Summer is concert time, but even if you go to a venue, you still need to take care of your hearing. 90 decibels is in the danger zone for hearing injury and live music reaches this level even when you’re at outdoor venues. So regardless of whether you’re going to inside or outside shows, it’s a practical idea to wear earplugs. You can still hear the sounds with earplugs it’s just dampened slightly. If you’re going to a concert with young kids, think about getting them a heavy duty pair of earmuffs because kids have more vulnerable hearing than adults.
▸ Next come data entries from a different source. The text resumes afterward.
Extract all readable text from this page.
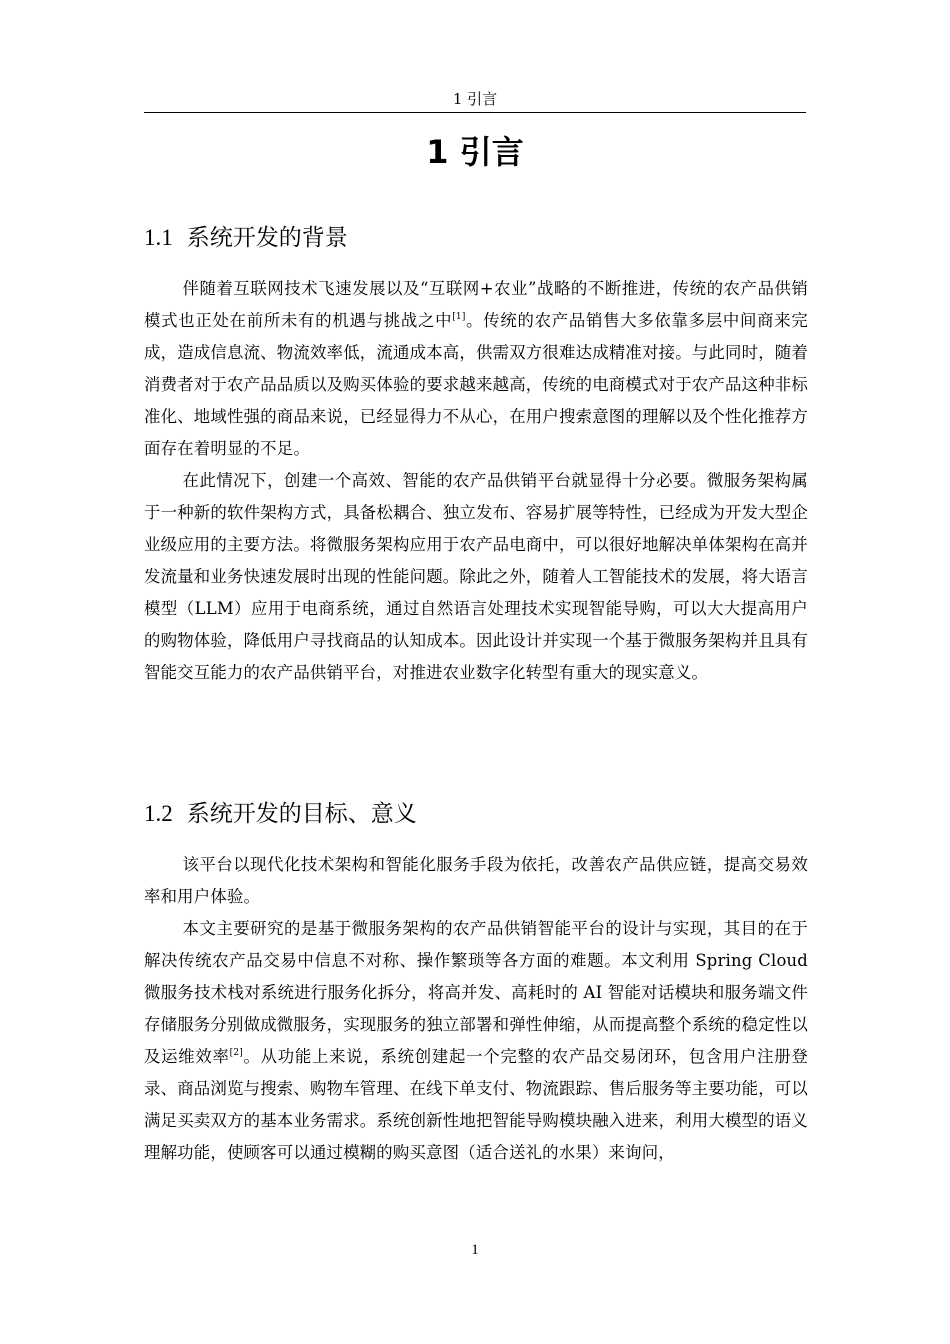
1 引言
1 引言
1.1 系统开发的背景

伴随着互联网技术飞速发展以及“互联网+农业”战略的不断推进，传统的农产品供销模式也正处在前所未有的机遇与挑战之中[1]。传统的农产品销售大多依靠多层中间商来完成，造成信息流、物流效率低，流通成本高，供需双方很难达成精准对接。与此同时，随着消费者对于农产品品质以及购买体验的要求越来越高，传统的电商模式对于农产品这种非标准化、地域性强的商品来说，已经显得力不从心，在用户搜索意图的理解以及个性化推荐方面存在着明显的不足。

在此情况下，创建一个高效、智能的农产品供销平台就显得十分必要。微服务架构属于一种新的软件架构方式，具备松耦合、独立发布、容易扩展等特性，已经成为开发大型企业级应用的主要方法。将微服务架构应用于农产品电商中，可以很好地解决单体架构在高并发流量和业务快速发展时出现的性能问题。除此之外，随着人工智能技术的发展，将大语言模型（LLM）应用于电商系统，通过自然语言处理技术实现智能导购，可以大大提高用户的购物体验，降低用户寻找商品的认知成本。因此设计并实现一个基于微服务架构并且具有智能交互能力的农产品供销平台，对推进农业数字化转型有重大的现实意义。

1.2 系统开发的目标、意义

该平台以现代化技术架构和智能化服务手段为依托，改善农产品供应链，提高交易效率和用户体验。

本文主要研究的是基于微服务架构的农产品供销智能平台的设计与实现，其目的在于解决传统农产品交易中信息不对称、操作繁琐等各方面的难题。本文利用 Spring Cloud 微服务技术栈对系统进行服务化拆分，将高并发、高耗时的 AI 智能对话模块和服务端文件存储服务分别做成微服务，实现服务的独立部署和弹性伸缩，从而提高整个系统的稳定性以及运维效率[2]。从功能上来说，系统创建起一个完整的农产品交易闭环，包含用户注册登录、商品浏览与搜索、购物车管理、在线下单支付、物流跟踪、售后服务等主要功能，可以满足买卖双方的基本业务需求。系统创新性地把智能导购模块融入进来，利用大模型的语义理解功能，使顾客可以通过模糊的购买意图（适合送礼的水果）来询问，

1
Your Ears Can be Damaged by Fireworks

Honestly, there are a lot of reasons to avoid fireworks in the summer. We’re not talking about the skilled 4th of July fireworks show, we mean the backyard fireworks which every summertime cause many of accidents. Along with causing hand injuries, loss of sight, and house fires, backyard fireworks can also cause significant harm to your ears since they are known to reach volume levels of 155 dB. This 4th of July, leave the fireworks to the professionals and enjoy the show from a safe and sound distance.

Hearing Loss Can be Caused by Lawnmowers

If you care about your yard, mower, edger, and trimer are your best friends. But have you ever noticed how off your ears feel when you finish, making everything sound muffled? That’s because the constant noise from your lawn tools impact your hearing over time. If you’ve ever noticed lawn care pro’s, you probably have noticed them using ear protection, next time you do yard work with noisy power equipment, you need to take a hint from them and use earplugs or earmuffs.
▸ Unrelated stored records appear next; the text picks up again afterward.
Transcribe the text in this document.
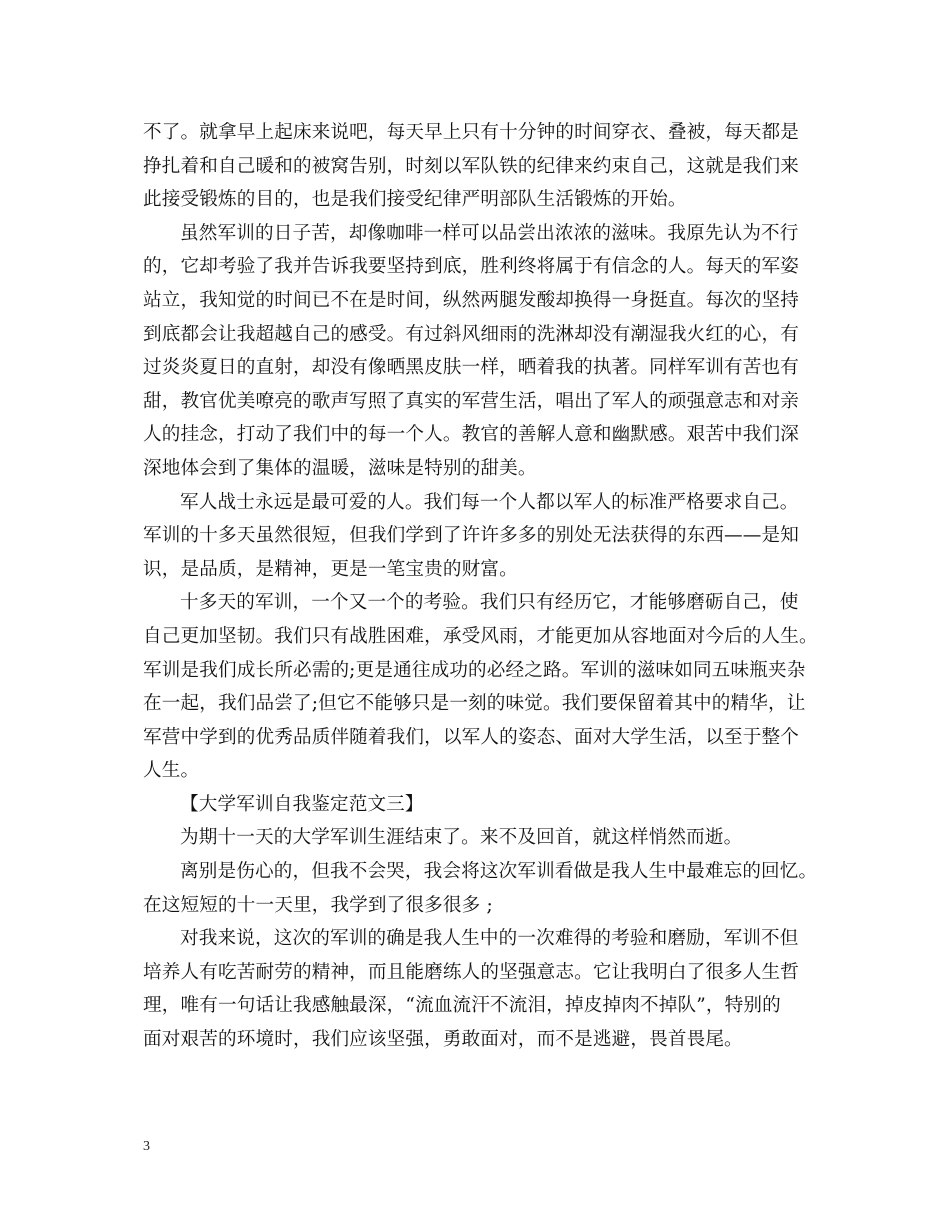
不了。就拿早上起床来说吧，每天早上只有十分钟的时间穿衣、叠被，每天都是
挣扎着和自己暖和的被窝告别，时刻以军队铁的纪律来约束自己，这就是我们来
此接受锻炼的目的，也是我们接受纪律严明部队生活锻炼的开始。
虽然军训的日子苦，却像咖啡一样可以品尝出浓浓的滋味。我原先认为不行
的，它却考验了我并告诉我要坚持到底，胜利终将属于有信念的人。每天的军姿
站立，我知觉的时间已不在是时间，纵然两腿发酸却换得一身挺直。每次的坚持
到底都会让我超越自己的感受。有过斜风细雨的洗淋却没有潮湿我火红的心，有
过炎炎夏日的直射，却没有像晒黑皮肤一样，晒着我的执著。同样军训有苦也有
甜，教官优美嘹亮的歌声写照了真实的军营生活，唱出了军人的顽强意志和对亲
人的挂念，打动了我们中的每一个人。教官的善解人意和幽默感。艰苦中我们深
深地体会到了集体的温暖，滋味是特别的甜美。
军人战士永远是最可爱的人。我们每一个人都以军人的标准严格要求自己。
军训的十多天虽然很短，但我们学到了许许多多的别处无法获得的东西——是知
识，是品质，是精神，更是一笔宝贵的财富。
十多天的军训，一个又一个的考验。我们只有经历它，才能够磨砺自己，使
自己更加坚韧。我们只有战胜困难，承受风雨，才能更加从容地面对今后的人生。
军训是我们成长所必需的;更是通往成功的必经之路。军训的滋味如同五味瓶夹杂
在一起，我们品尝了;但它不能够只是一刻的味觉。我们要保留着其中的精华，让
军营中学到的优秀品质伴随着我们，以军人的姿态、面对大学生活，以至于整个
人生。
【大学军训自我鉴定范文三】
为期十一天的大学军训生涯结束了。来不及回首，就这样悄然而逝。
离别是伤心的，但我不会哭，我会将这次军训看做是我人生中最难忘的回忆。
在这短短的十一天里，我学到了很多很多 ;
对我来说，这次的军训的确是我人生中的一次难得的考验和磨励，军训不但
培养人有吃苦耐劳的精神，而且能磨练人的坚强意志。它让我明白了很多人生哲
理，唯有一句话让我感触最深，“流血流汗不流泪，掉皮掉肉不掉队”，特别的
面对艰苦的环境时，我们应该坚强，勇敢面对，而不是逃避，畏首畏尾。
3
How to Protect Your Hearing at Beaches And Pools

Millions of people suffer from swimmer’s ear each summer, which happens when bacteria-loaded water gets stuck in your ear canal. Painful earaches and swelling result when the bacteria infects the ear. These bacteria are commonly found in lakes and rivers but could also live in hot tubs and pools if the water isn’t properly treated. As long as you have your ears treated by a hearing specialist you should be ok, and no irreversible hearing loss will happen. To be safe, when your swimming in your pool, use specialized swimmers earplugs and keep the chemical balance precise to decrease the possibility of getting swimmers ear.

Water Sports And Boats

If you love the water, summertime is beach and boating time for you. But, boat and jet ski engines can be noisy,we’re talking over 100 decibels. Continuous subjection to that kind of noise for around 15 minutes can result in long-term hearing damage. In this case also, wearing a pair of throw away foam earplugs is a smart idea.

Your Ears Can be Injured by Car Races

It doesn’t make a difference what kind of auto racing you like, motorcycle, midget, Formula 1, drag racing or stock cars. All of them can cause a huge problem for your hearing if you attend many races during the summer season. It’s calculated that volume levels can go over 120 decibels at many races, which is absolutely in the danger zone for hearing impairment. As mentioned earlier, your children should wear muffs while you should wear earplugs at least. Otherwise, you may not get to enjoy the sound of those engines in the future.

The site information is for educational and informational purposes only and does not constitute medical advice. To receive personalized advice or treatment, schedule an appointment.